Blogger is messing me about. That picture should appear below but I cannot move it for the life of me. I'm really getting fed up now. Yesterday I spent all day waiting in for Brian from the housing to come and replace a window. I had a letter from the housing telling me Brian would turn up yesterday. When I called them at 4pm they had no knowledge saying that Brian was due on the 17th of September. That was the date of the letter from you telling me Brian was coming on the 29th I told them, and the day that Brian originally came to inspect it and take measurements. He did his bit pretty sharpish didn't he, I hazarded. Oh. We've er...sorry. Bugger. 2nd October OK?
I also had another letter dated 17th September from the housing that arrived the same day as the other one. In a different envelope. This one told me that Miserable Brummie Bob would be coming round to replace my broken central heating timer. That would be today sometime. Alarm bells were ringing. Miserable Brummie Bob only lives round the corner, loike, and he'd already told me that he would make me first on his list, loike, when he did my gas inspection way back in April. He actually forgot to report it, loike, but that's par for the course. Suspecting something untoward was going to occur, I got my pre-emptive strike in at 9am. Miserable Brummie Bob is meant to be replacing my timer today but after the farce of yesterday, I thought I'd better check (I could have asked yesterday but gas and general repairs are separate companies. You know, cost savings) . Ah...let me phone Miserable Brummie Bob and check. I'll call you back. Ring! You're not on Miserable's list. In fact you're nowhere. Oh. We've er...again. Sorry. We'll get back to you. What was that about stupid vegetables?

4 Vegetable peelings:

Blogger Vicus Scurra said...

I called round today but you weren't at home.

5:52 pm  
Blogger Dave said...

The elctricians appointed by my housing asociation, who rang and made an appointement for last Monday, which they confirmed in writing, rang on Tuesday to see if they could come then instead.

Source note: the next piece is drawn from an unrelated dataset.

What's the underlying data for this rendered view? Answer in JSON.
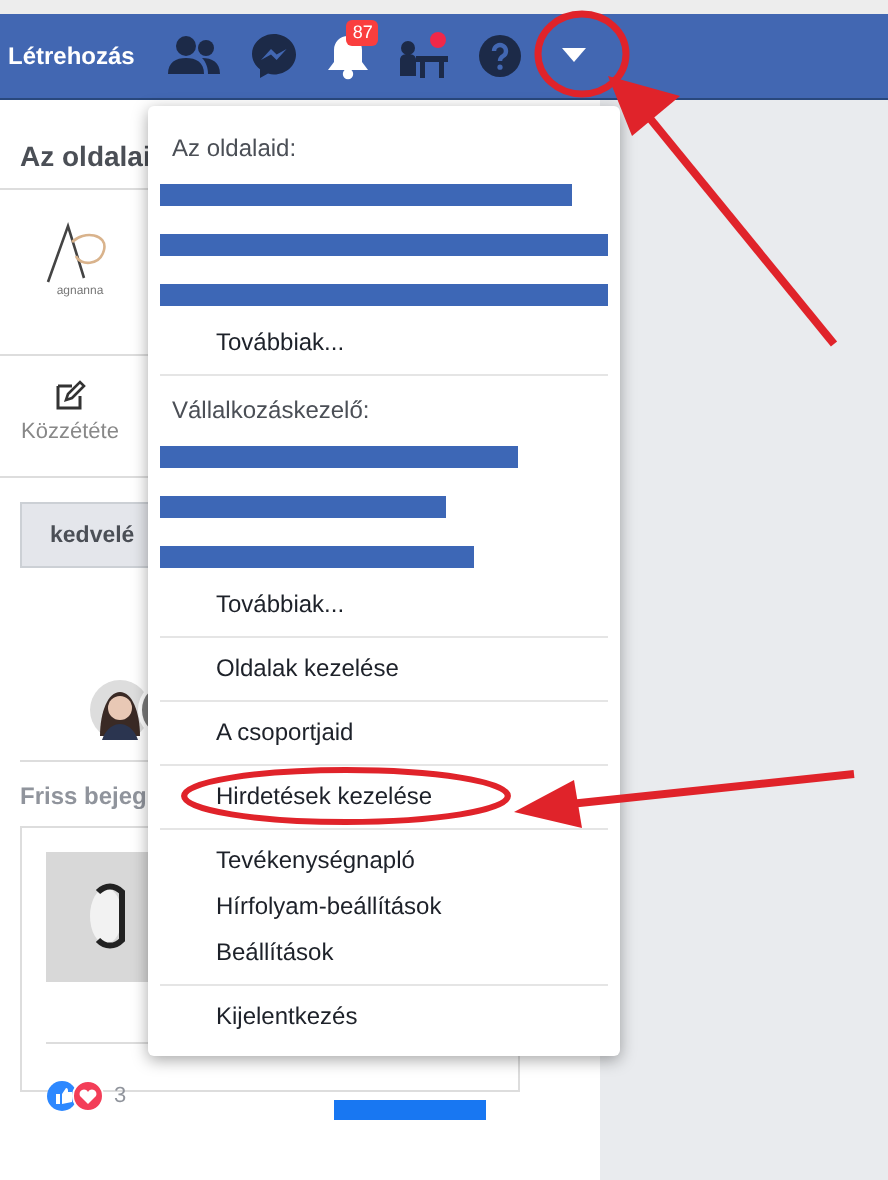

I pointed out that I'd waited in all day for them the previous day, so no they couldn't come today as it wasn't convenient for me.

They came on Wednesday.

9:13 am  
Blogger Richard said...

Vicus, I was but I thought you were after money so I didn't answer the door.

Dave, I've just bumped into Brian going into ASDA on his tea break. He hadn't a clue but he did say "see you tomorrow". I live in hope.

9:56 am  
Blogger Sharon J said...

And what happened when tomorrow came?